Shut-in time optimization after fracturing in shale oil reservoirs

Abstract

A multi-process (fracturing, shut-in and production) multi-phase flow model was derived considering the osmotic pressure, membrane effect, elastic energy and capillary force, to determine the optimal shut-in time after multi-cluster staged hydraulic fracturing in shale reservoirs for the maximum production. The accuracy of the model was verified by using production data and commercial software. Based on this model and method, a physical model was made based on the inversion of fracture parameters from fracturing pressure data, to simulate the dynamic changes of pore pressure and oil saturation during fracturing, soaking and production, examine effects of 7 factors on the optimal shut-in time, and find out the main factors affecting the optimal shut-in time through orthogonal experiments.
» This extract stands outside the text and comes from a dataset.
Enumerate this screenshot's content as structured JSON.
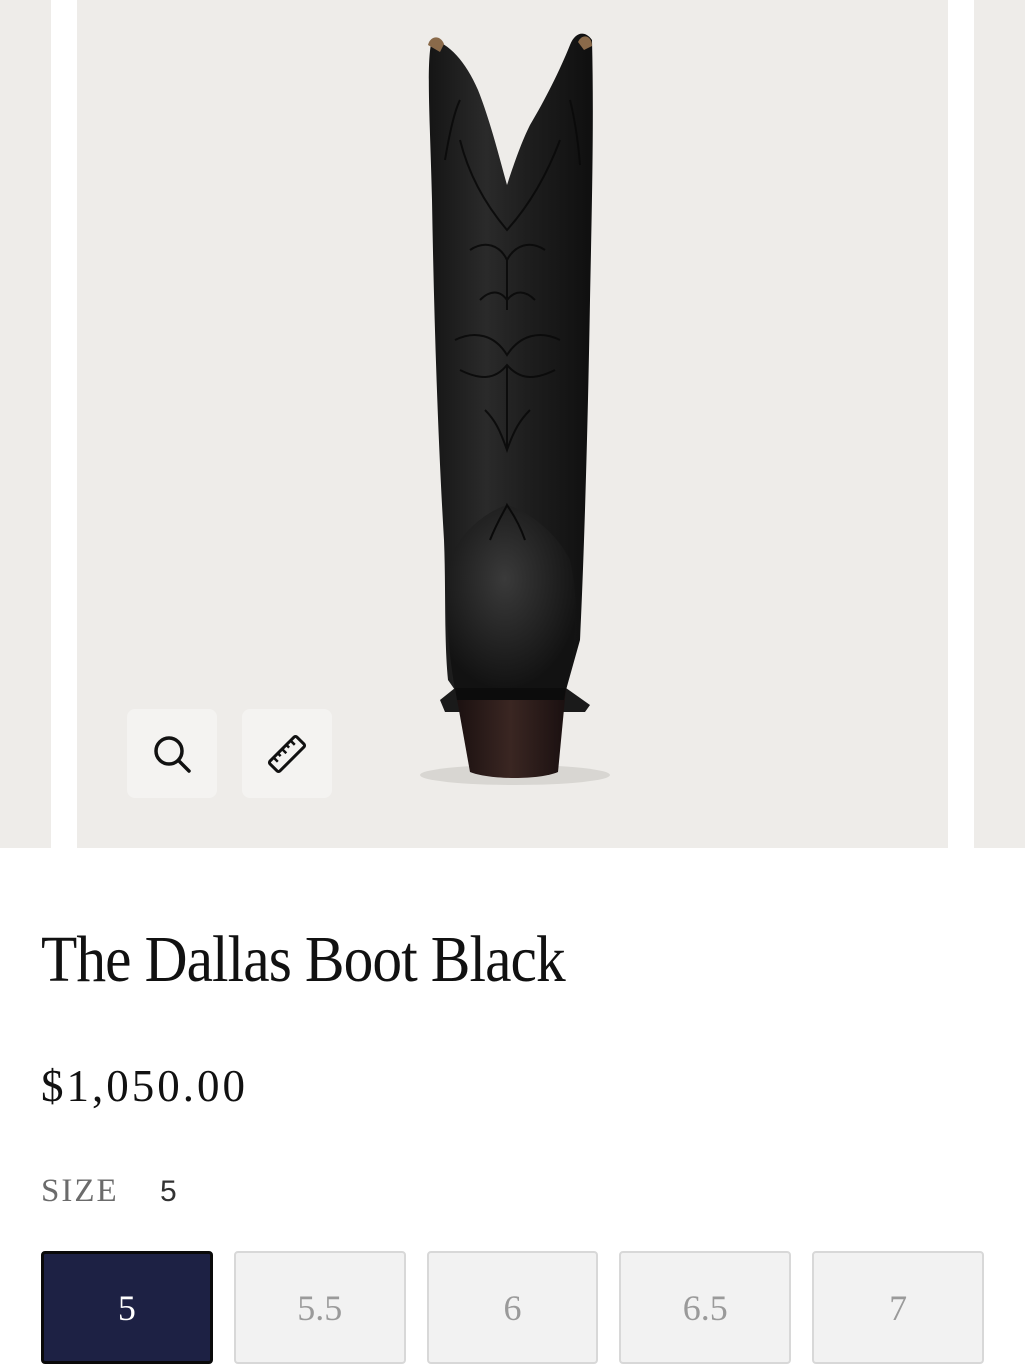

With the increase of shut-in time, the increment of cumulative production increases rapidly first and then tended to a stable value, and the shut-in time corresponding to the inflection point of the change was the optimal shut-in time. The optimal shut-in time has a nonlinear negative correlation with matrix permeability, porosity, capillary pressure multiple and fracture length, a nonlinear positive correlation with the membrane efficiency and total volume of injected fluid, and a nearly linear positive correlation with displacement. The seven factors in descending order of influence degree on optimal shut-in time are total volume of injected fluid, capillary force multiple, matrix permeability, porosity, membrane efficiency, salinity of fracturing fluid, fracturing fluid displacement.